第195話「拡大していく物語」

「あかりとは彼女が子供の頃からともにいました」

 アマテラスは宙に漂うように腰かけている。ひかりは近くの切り株へ座って、話に耳を傾けた。

「桜の季節が大好きな子でした」

「わたしの知っているお母さんと同じ、ですね。どんなに仕事が忙しくても、お花見だけは毎年連れていってくれましたから」

「ええ。そうですね」

 少しの間、二人とも言葉など交わさなかった。それぞれにあかりの姿を思い出してはまぶたの裏に描く。抱きしめてくれた温もりや手を繋いだ感触を、まだ薄く覚えている。

「あの子はあなた達に、自分が美しいと思うものを見せたかったんでしょう」

「……だと、いいですけど」

「あかりの考えていることが分からないといった様子ですね。無理もない話です。大切にされているのか、殺されそうになっているのか」

「お母さんは何がしたいんでしょう」

 本当に自分の悲惨な未来を変えるため、だろうか。それならば随分と遠回りで、歪で、心苦しい道のりだ。いっそ知らぬが仏とのんきに現世を生きていたかった。

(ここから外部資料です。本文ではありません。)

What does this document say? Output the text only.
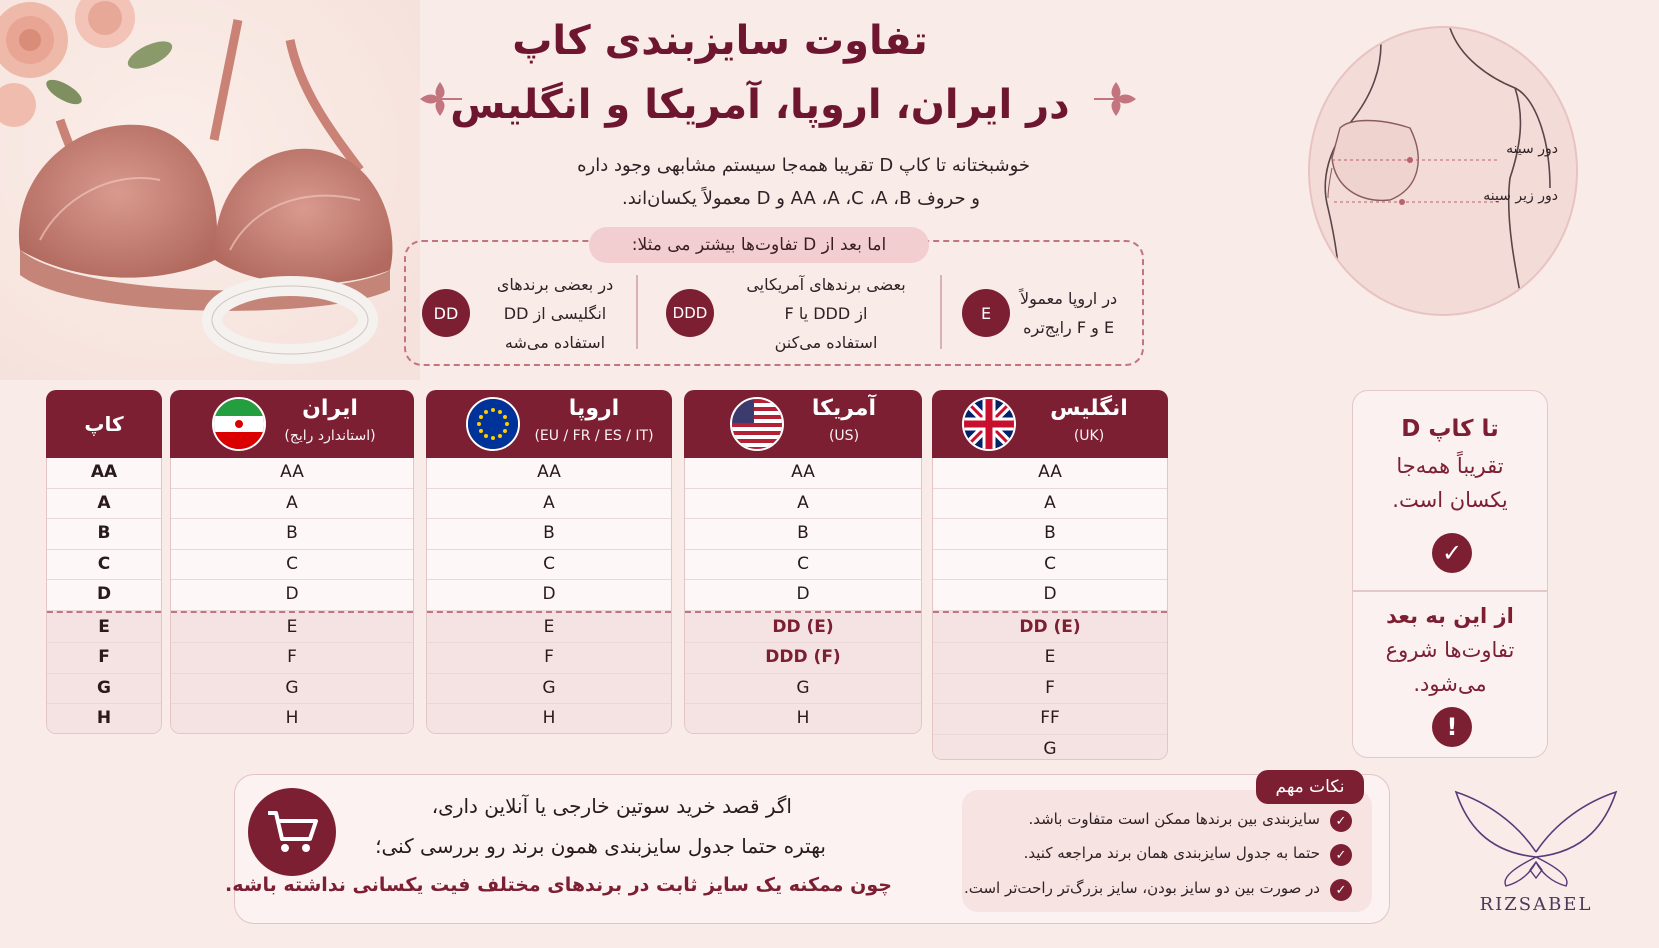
تفاوت سایزبندی کاپ
در ایران، اروپا، آمریکا و انگلیس
خوشبختانه تا کاپ D تقریبا همه‌جا سیستم مشابهی وجود داره
و حروف AA ،A ،C ،A ،B و D معمولاً یکسان‌اند.
اما بعد از D تفاوت‌ها بیشتر می مثلا:
E
در اروپا معمولاً
E و F رایج‌تره
DDD
بعضی برندهای آمریکایی
از DDD یا F
استفاده می‌کنن
DD
در بعضی برندهای
انگلیسی از DD
استفاده می‌شه
دور سینه
دور زیر سینه
کاپ
AA
A
B
C
D
E
F
G
H
ایران
(استاندارد رایج)
AA
A
B
C
D
E
F
G
H
اروپا
(EU / FR / ES / IT)
AA
A
B
C
D
E
F
G
H
آمریکا
(US)
AA
A
B
C
D
DD (E)
DDD (F)
G
H
انگلیس
(UK)
AA
A
B
C
D
DD (E)
E
F
FF
G
تا کاپ D
تقریباً همه‌جا
یکسان است.
✓
از این به بعد
تفاوت‌ها شروع
می‌شود.
!
اگر قصد خرید سوتین خارجی یا آنلاین داری،
بهتره حتما جدول سایزبندی همون برند رو بررسی کنی؛
چون ممکنه یک سایز ثابت در برندهای مختلف فیت یکسانی نداشته باشه.
نکات مهم
✓
سایزبندی بین برندها ممکن است متفاوت باشد.
✓
حتما به جدول سایزبندی همان برند مراجعه کنید.
✓
در صورت بین دو سایز بودن، سایز بزرگ‌تر راحت‌تر است.
RIZSABEL
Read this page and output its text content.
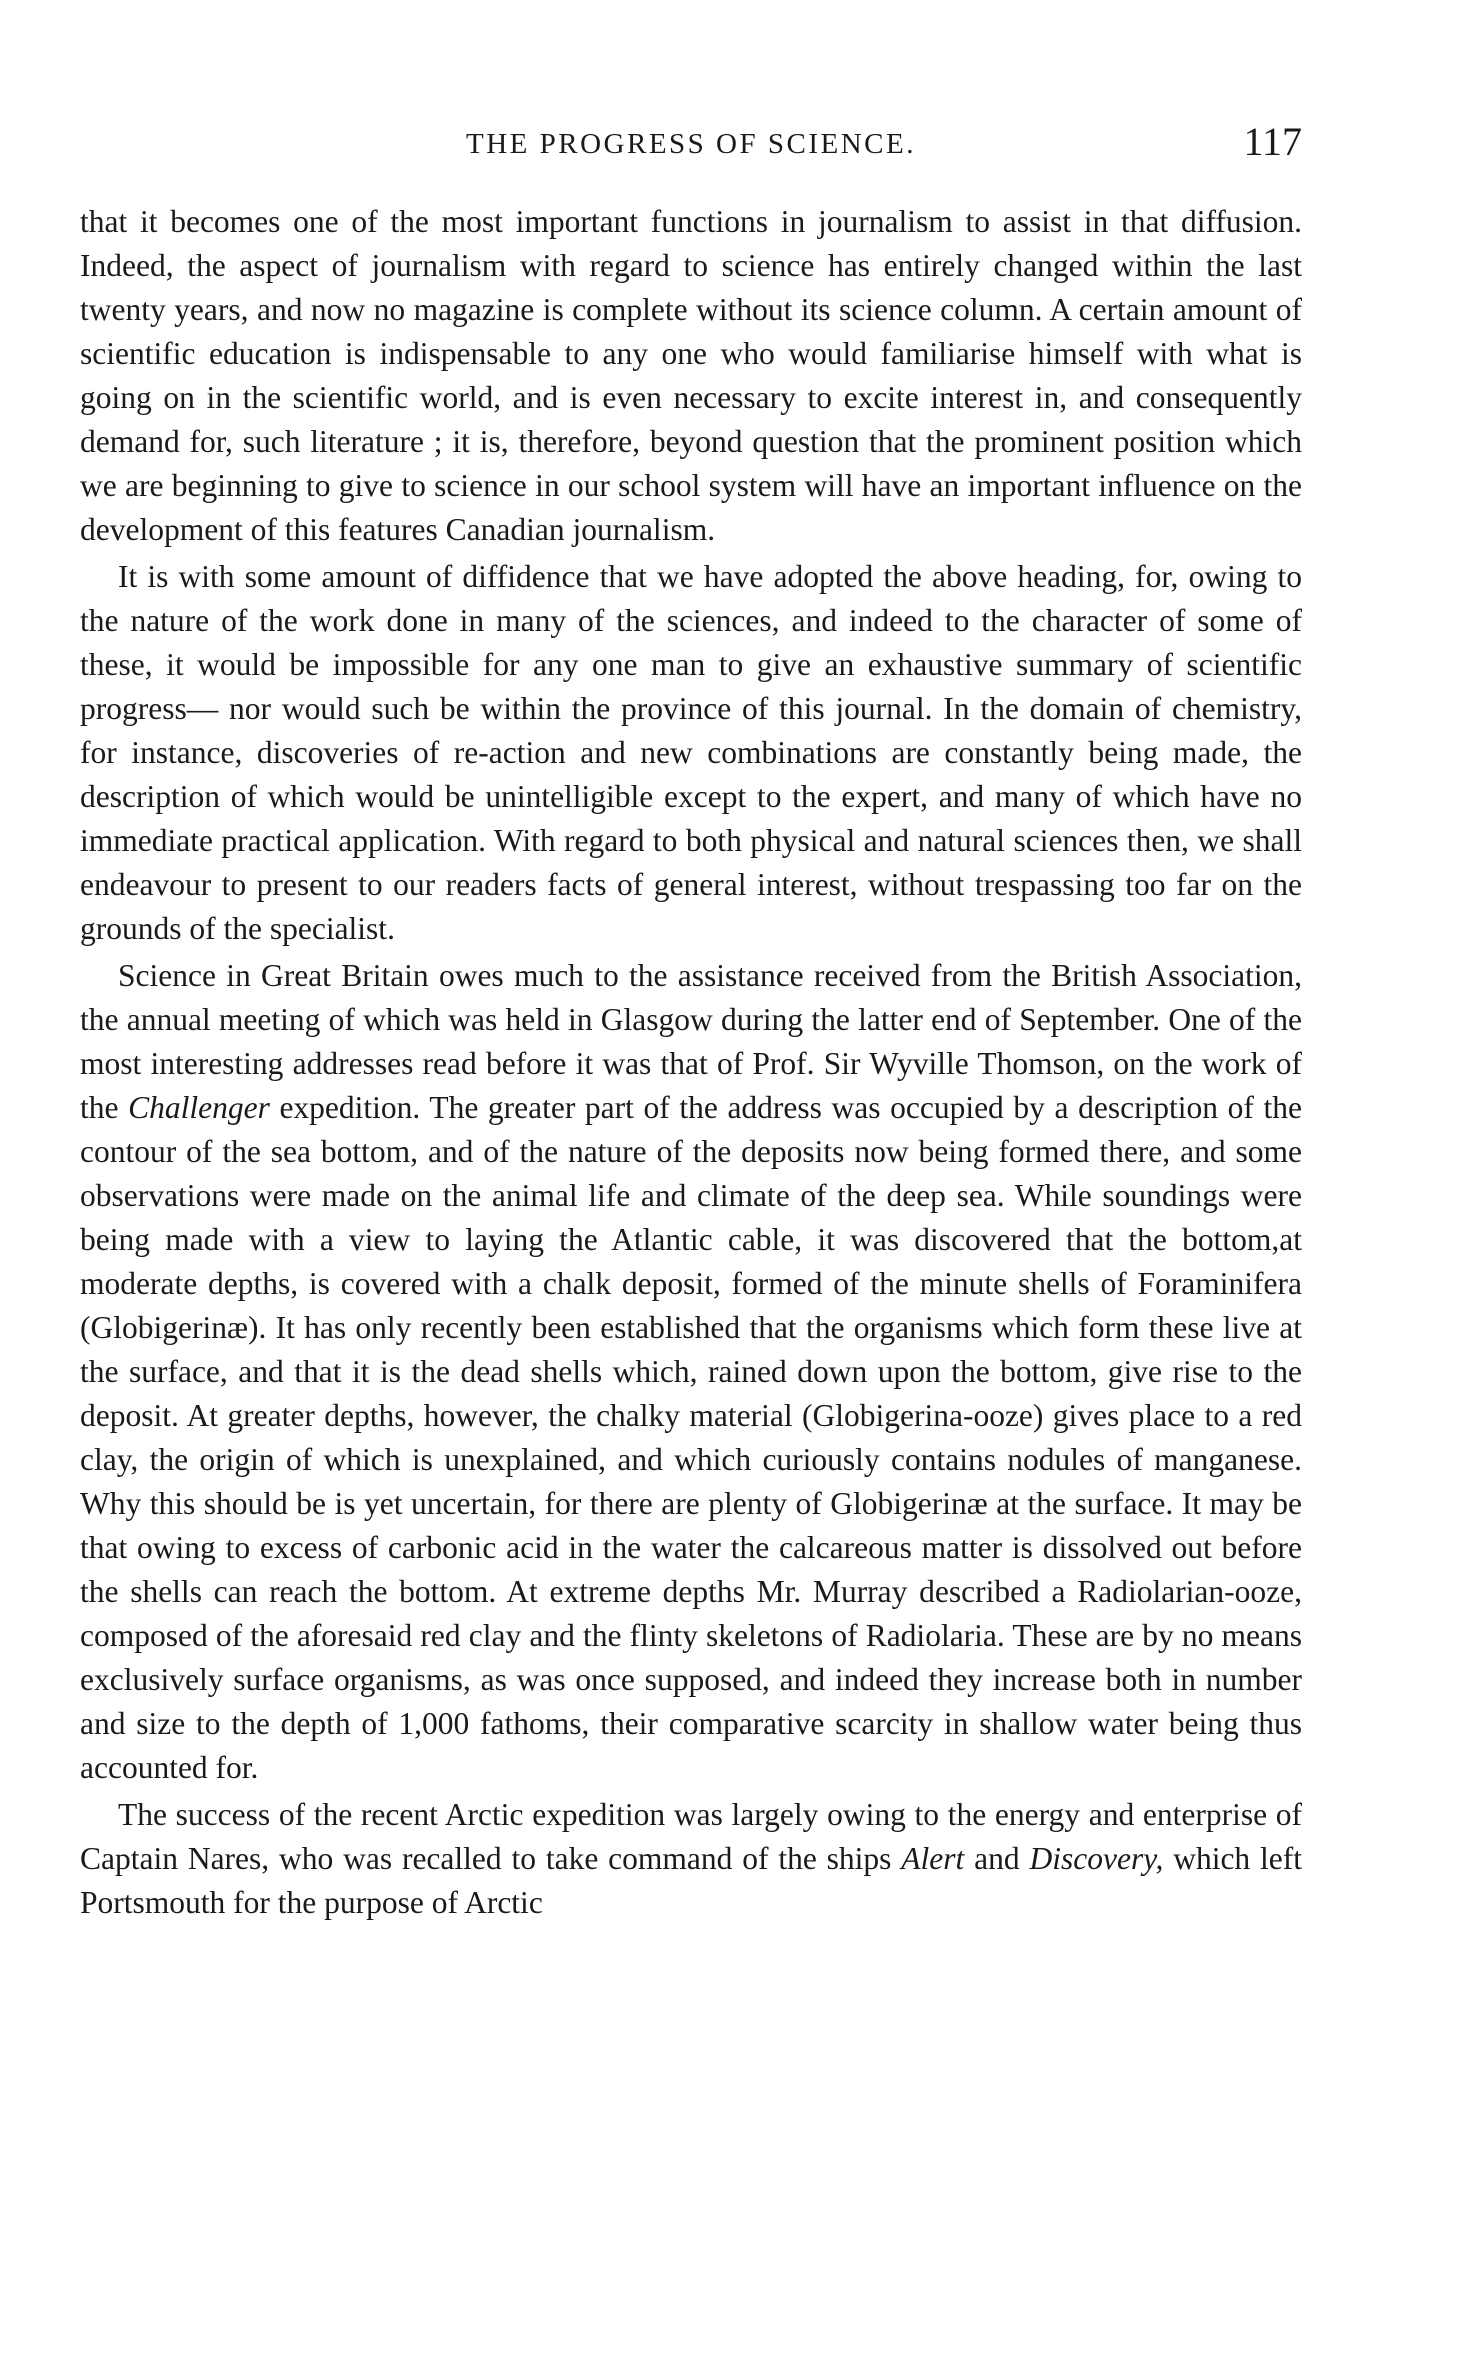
THE PROGRESS OF SCIENCE.	117

that it becomes one of the most important functions in journalism to assist in that diffusion. Indeed, the aspect of journalism with regard to science has entirely changed within the last twenty years, and now no magazine is complete without its science column. A certain amount of scientific education is indispensable to any one who would familiarise himself with what is going on in the scientific world, and is even necessary to excite interest in, and consequently demand for, such literature ; it is, therefore, beyond question that the prominent position which we are beginning to give to science in our school system will have an important influence on the development of this features Canadian journalism.

It is with some amount of diffidence that we have adopted the above heading, for, owing to the nature of the work done in many of the sciences, and indeed to the character of some of these, it would be impossible for any one man to give an exhaustive summary of scientific progress— nor would such be within the province of this journal. In the domain of chemistry, for instance, discoveries of re-action and new combinations are constantly being made, the description of which would be unintelligible except to the expert, and many of which have no immediate practical application. With regard to both physical and natural sciences then, we shall endeavour to present to our readers facts of general interest, without trespassing too far on the grounds of the specialist.

Science in Great Britain owes much to the assistance received from the British Association, the annual meeting of which was held in Glasgow during the latter end of September. One of the most interesting addresses read before it was that of Prof. Sir Wyville Thomson, on the work of the Challenger expedition. The greater part of the address was occupied by a description of the contour of the sea bottom, and of the nature of the deposits now being formed there, and some observations were made on the animal life and climate of the deep sea. While soundings were being made with a view to laying the Atlantic cable, it was discovered that the bottom,at moderate depths, is covered with a chalk deposit, formed of the minute shells of Foraminifera (Globigerinæ). It has only recently been established that the organisms which form these live at the surface, and that it is the dead shells which, rained down upon the bottom, give rise to the deposit. At greater depths, however, the chalky material (Globigerina-ooze) gives place to a red clay, the origin of which is unexplained, and which curiously contains nodules of manganese. Why this should be is yet uncertain, for there are plenty of Globigerinæ at the surface. It may be that owing to excess of carbonic acid in the water the calcareous matter is dissolved out before the shells can reach the bottom. At extreme depths Mr. Murray described a Radiolarian-ooze, composed of the aforesaid red clay and the flinty skeletons of Radiolaria. These are by no means exclusively surface organisms, as was once supposed, and indeed they increase both in number and size to the depth of 1,000 fathoms, their comparative scarcity in shallow water being thus accounted for.

The success of the recent Arctic expedition was largely owing to the energy and enterprise of Captain Nares, who was recalled to take command of the ships Alert and Discovery, which left Portsmouth for the purpose of Arctic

「あなたを身ごもった時から、たまに言動が狂っていたことをもっと咎めておけばよかった。ああ、彼女が何をしたいのか分かりません」

「わたしもです」

「一番分からないのが、あなたとハルが出会ったことに勘づいた辺りから、何やら行動を変えたことです」

「え?」

「気づいていなかったのですか。……ならば」

 ふわりと着物の袖を翻してひかりに近づき、アマテラスの手が視界を隠す。その薄暗い視界に現れたのはどこかの一室だった。ジャスが不安げにベッドのひかりとそばでぐったりしているハルを見つめている。

「ハルが天明都へ向かう前夜です。確か夢を蝕む妖怪が現れたと聞いていますが」

「わたしはぼんやりとしか覚えてないんですけど……」

「では次です。ここで登場するのはシロウサギ、童話の具現化したものです」

 山の中腹でハルとシロウサギが対峙している場面だ。ひかりの見ていない時のことだろう。

「ここまでは外国の妖怪を用いてひかりに近づいていますが、子狸達とハルが出会ってからは態度が変わっています」

「そうでしょうか?」

「ええ。マチネとともに戻ってきてからの、鬼達の奇襲。戦場町での落ち武者の受肉、そして天逆海との衝突……。急に攻撃の範囲が街にまで広がっています」

 改めて言われれば、納得できる。アマテラスが次々と見せる光景のひとつ一つが胸に突き刺さった。